The Superbowl…  Ok, to stop all scorn in its tracks, I babysat for a neighborhood outreach party put on by a church plant in Denver, and then hung out with everyone for the last quarter, so it isn’t like I was idolizing football or anything.  The Superbowl was a nail-biter, quite exciting.  I couldn’t believe some of the plays I witnessed.  Nice escape, interesting throw, and impossible catch for essential first down.  Yep.  I even know what I’m talking about.  Hands over my eyes. 

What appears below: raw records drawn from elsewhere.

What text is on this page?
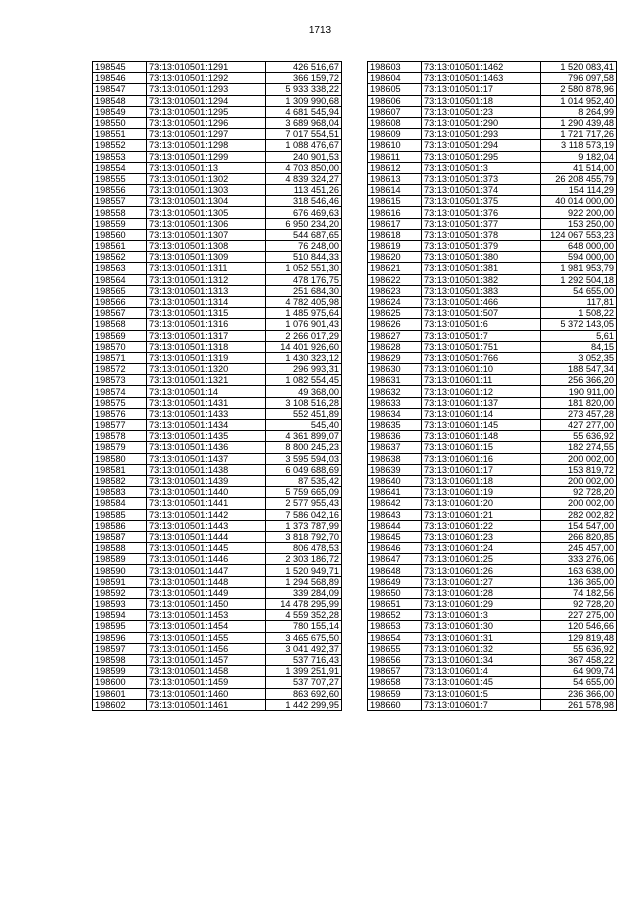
1713
198545	73:13:010501:1291	426 516,67
198546	73:13:010501:1292	366 159,72
198547	73:13:010501:1293	5 933 338,22
198548	73:13:010501:1294	1 309 990,68
198549	73:13:010501:1295	4 681 545,94
198550	73:13:010501:1296	3 689 968,04
198551	73:13:010501:1297	7 017 554,51
198552	73:13:010501:1298	1 088 476,67
198553	73:13:010501:1299	240 901,53
198554	73:13:010501:13	4 703 850,00
198555	73:13:010501:1302	4 839 324,27
198556	73:13:010501:1303	113 451,26
198557	73:13:010501:1304	318 546,46
198558	73:13:010501:1305	676 469,63
198559	73:13:010501:1306	6 950 234,20
198560	73:13:010501:1307	544 687,65
198561	73:13:010501:1308	76 248,00
198562	73:13:010501:1309	510 844,33
198563	73:13:010501:1311	1 052 551,30
198564	73:13:010501:1312	478 176,75
198565	73:13:010501:1313	251 684,30
198566	73:13:010501:1314	4 782 405,98
198567	73:13:010501:1315	1 485 975,64
198568	73:13:010501:1316	1 076 901,43
198569	73:13:010501:1317	2 266 017,29
198570	73:13:010501:1318	14 401 926,60
198571	73:13:010501:1319	1 430 323,12
198572	73:13:010501:1320	296 993,31
198573	73:13:010501:1321	1 082 554,45
198574	73:13:010501:14	49 368,00
198575	73:13:010501:1431	3 108 516,28
198576	73:13:010501:1433	552 451,89
198577	73:13:010501:1434	545,40
198578	73:13:010501:1435	4 361 899,07
198579	73:13:010501:1436	8 800 245,23
198580	73:13:010501:1437	3 595 594,03
198581	73:13:010501:1438	6 049 688,69
198582	73:13:010501:1439	87 535,42
198583	73:13:010501:1440	5 759 665,09
198584	73:13:010501:1441	2 577 955,43
198585	73:13:010501:1442	7 586 042,16
198586	73:13:010501:1443	1 373 787,99
198587	73:13:010501:1444	3 818 792,70
198588	73:13:010501:1445	806 478,53
198589	73:13:010501:1446	2 303 186,72
198590	73:13:010501:1447	1 520 949,71
198591	73:13:010501:1448	1 294 568,89
198592	73:13:010501:1449	339 284,09
198593	73:13:010501:1450	14 478 295,99
198594	73:13:010501:1453	4 559 352,28
198595	73:13:010501:1454	780 155,14
198596	73:13:010501:1455	3 465 675,50
198597	73:13:010501:1456	3 041 492,37
198598	73:13:010501:1457	537 716,43
198599	73:13:010501:1458	1 399 251,91
198600	73:13:010501:1459	537 707,27
198601	73:13:010501:1460	863 692,60
198602	73:13:010501:1461	1 442 299,95
198603	73:13:010501:1462	1 520 083,41
198604	73:13:010501:1463	796 097,58
198605	73:13:010501:17	2 580 878,96
198606	73:13:010501:18	1 014 952,40
198607	73:13:010501:23	8 264,99
198608	73:13:010501:290	1 290 439,48
198609	73:13:010501:293	1 721 717,26
198610	73:13:010501:294	3 118 573,19
198611	73:13:010501:295	9 182,04
198612	73:13:010501:3	41 514,00
198613	73:13:010501:373	26 208 455,79
198614	73:13:010501:374	154 114,29
198615	73:13:010501:375	40 014 000,00
198616	73:13:010501:376	922 200,00
198617	73:13:010501:377	153 250,00
198618	73:13:010501:378	124 067 553,23
198619	73:13:010501:379	648 000,00
198620	73:13:010501:380	594 000,00
198621	73:13:010501:381	1 981 953,79
198622	73:13:010501:382	1 292 504,18
198623	73:13:010501:383	54 655,00
198624	73:13:010501:466	117,81
198625	73:13:010501:507	1 508,22
198626	73:13:010501:6	5 372 143,05
198627	73:13:010501:7	5,61
198628	73:13:010501:751	84,15
198629	73:13:010501:766	3 052,35
198630	73:13:010601:10	188 547,34
198631	73:13:010601:11	256 366,20
198632	73:13:010601:12	190 911,00
198633	73:13:010601:137	181 820,00
198634	73:13:010601:14	273 457,28
198635	73:13:010601:145	427 277,00
198636	73:13:010601:148	55 636,92
198637	73:13:010601:15	182 274,55
198638	73:13:010601:16	200 002,00
198639	73:13:010601:17	153 819,72
198640	73:13:010601:18	200 002,00
198641	73:13:010601:19	92 728,20
198642	73:13:010601:20	200 002,00
198643	73:13:010601:21	282 002,82
198644	73:13:010601:22	154 547,00
198645	73:13:010601:23	266 820,85
198646	73:13:010601:24	245 457,00
198647	73:13:010601:25	333 276,06
198648	73:13:010601:26	163 638,00
198649	73:13:010601:27	136 365,00
198650	73:13:010601:28	74 182,56
198651	73:13:010601:29	92 728,20
198652	73:13:010601:3	227 275,00
198653	73:13:010601:30	120 546,66
198654	73:13:010601:31	129 819,48
198655	73:13:010601:32	55 636,92
198656	73:13:010601:34	367 458,22
198657	73:13:010601:4	64 909,74
198658	73:13:010601:45	54 655,00
198659	73:13:010601:5	236 366,00
198660	73:13:010601:7	261 578,98
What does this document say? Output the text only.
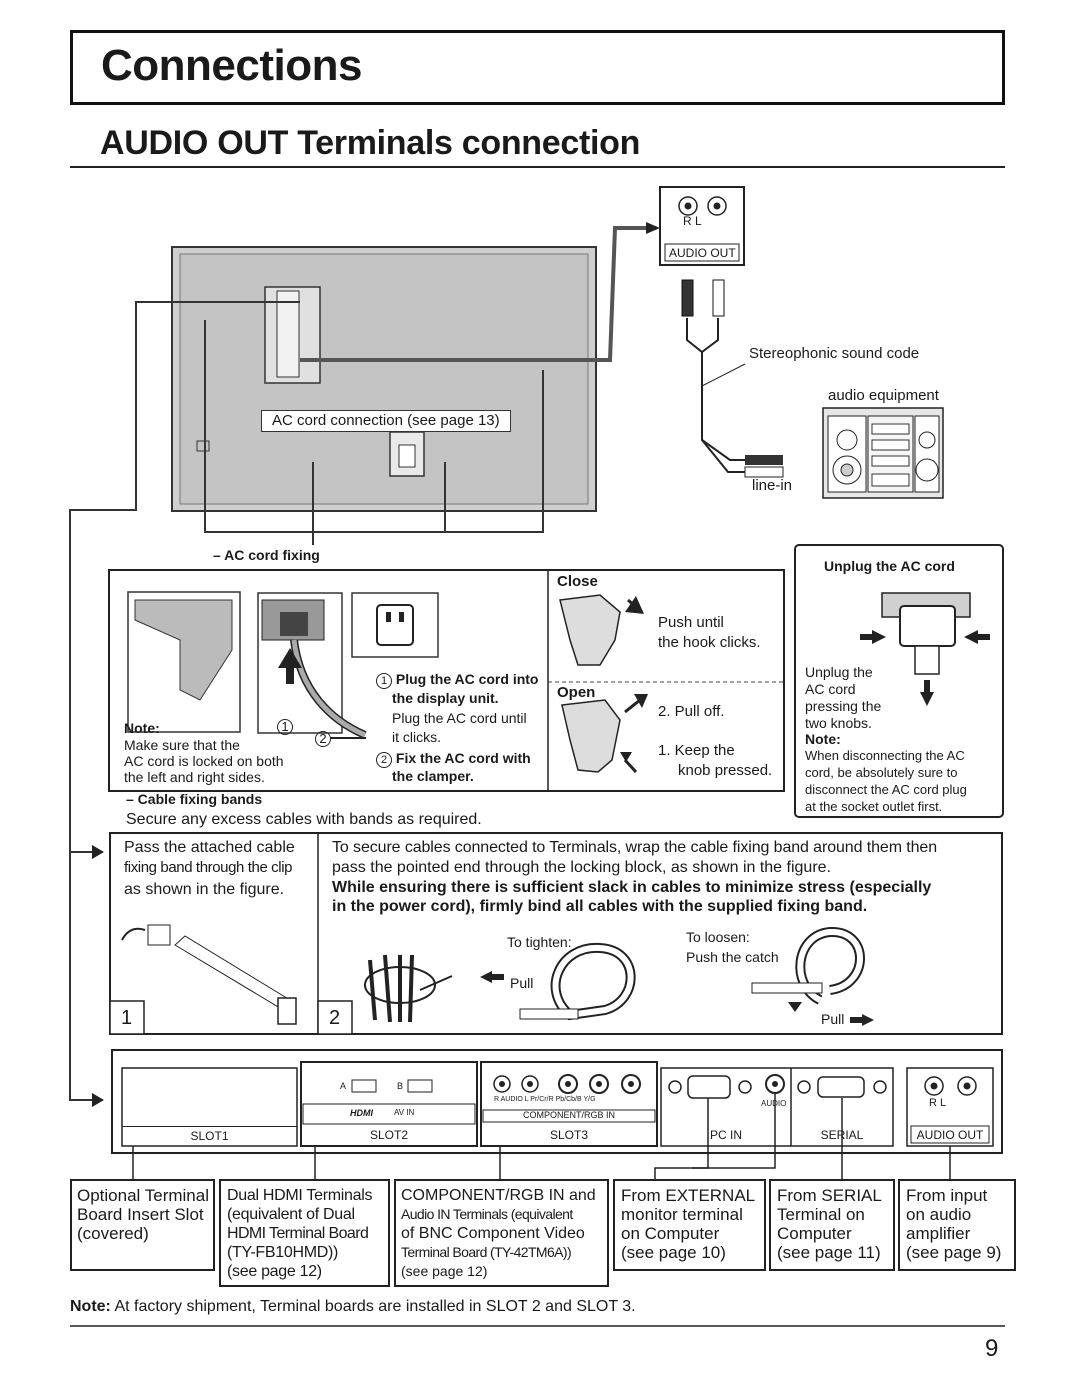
Connections
AUDIO OUT Terminals connection
R L
AUDIO OUT
Stereophonic sound code
audio equipment
line-in
AC cord connection (see page 13)
– AC cord fixing
Close
Push until
the hook clicks.
Open
2. Pull off.
1. Keep the
knob pressed.
1 Plug the AC cord into
the display unit.
Plug the AC cord until
it clicks.
2 Fix the AC cord with
the clamper.
1
2
Note:
Make sure that the
AC cord is locked on both
the left and right sides.
Unplug the AC cord
Unplug the
AC cord
pressing the
two knobs.
Note:
When disconnecting the AC
cord, be absolutely sure to
disconnect the AC cord plug
at the socket outlet first.
– Cable fixing bands
Secure any excess cables with bands as required.
Pass the attached cable
fixing band through the clip
as shown in the figure.
To secure cables connected to Terminals, wrap the cable fixing band around them then
pass the pointed end through the locking block, as shown in the figure.
While ensuring there is sufficient slack in cables to minimize stress (especially
in the power cord), firmly bind all cables with the supplied fixing band.
To tighten:
Pull
To loosen:
Push the catch
Pull
1	2
SLOT1	SLOT2	SLOT3	PC IN	SERIAL	AUDIO OUT
A	B
HDMI	AV IN
R AUDIO L Pr/Cr/R Pb/Cb/B Y/G
COMPONENT/RGB IN
AUDIO	R L
Optional Terminal
Board Insert Slot
(covered)
Dual HDMI Terminals
(equivalent of Dual
HDMI Terminal Board
(TY-FB10HMD))
(see page 12)
COMPONENT/RGB IN and
Audio IN Terminals (equivalent
of BNC Component Video
Terminal Board (TY-42TM6A))
(see page 12)
From EXTERNAL
monitor terminal
on Computer
(see page 10)
From SERIAL
Terminal on
Computer
(see page 11)
From input
on audio
amplifier
(see page 9)
Note: At factory shipment, Terminal boards are installed in SLOT 2 and SLOT 3.
9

Monday was a rambling day, much like this post.  How beautiful to spend unhurried time at the library, wandering around, thinking, scurrying back and forth from the movie shelves to the computers (which work!) there, as an idea of another movie to watch came to mind…  And then on Wednesday I got to go to tea with a new friend.  Tea, yes.  I had mint chai, which is just as good as the other varieties I’ve had.  With enough sugar almost any tea tastes good, I think.  I just needed to get tea done the British way, with milk, too. 

I’ve been doing much praying for a special person, name to be announced sometime after I learn it myself.  My expectations for him are so high that it’s only right I support him now, already, in prayer.  But then I miss him.  And I cover my face shutting out the vastness of the world that separates him from me – but, of course, all in God’s capable and good hands.  Um.  That was code.  It all means that I wonder where my husband is, and when he’ll come, and want him to be here sooner than later, but I have no idea who or where He is.  But God knows, and I trust God. 

This week I spoke with a few friends about honesty, and how we wish the world would let us say the truth, say what’s on our hearts without code or offense.  At least with them I’ll practice it.  I hope they will with me.  No mask here.  Which reminds me – I’ve watched several movies with masks or masquerades in them recently.  Lots of movies. 

But movies always make me think.  A movie I want to see as of today is Penelope, due to limited release on February 29.  The fantasy, fairy-tale-ish story has a message of honesty, of taking the hands from the face and being yourself for all the world to see and know – even risking the hurt. 

YLCF was a special blessing this evening, since the most recent post specifically addressed the topic of waiting for one’s handsome prince, and what to do while you wait.  I know those things.  I certainly rebel on occasion.  The reminder was important to get me refocused, to seek the most excellent and most fulfilling. 

I’m craving tea: my mom’s blackberry, which I never like.  The clock, at almost midnight after a long day, declines my craving.  In fact I even have to stop my ramble through writing.  This post is the way I used to write emails to my friends: late at night, a summary of a dozen thoughts and events that come together to form a sort of three-strand theme.  If my brother were writing, this would be a strongly metaphorical poem (trying to make sense of which would bring my hands once again to my head).  My other brother would tell a wonderful allegory.  I’m trying to get the latter to guest blog here sometime.  He has a great story about orange juice… 

Ramble away in the comments.  Feel free to put the unconcise, irrelevant, unfinished thoughts you can’t submit as an English paper, or publish on your blog, or tell your friends when they ask how you are doing.  Good night.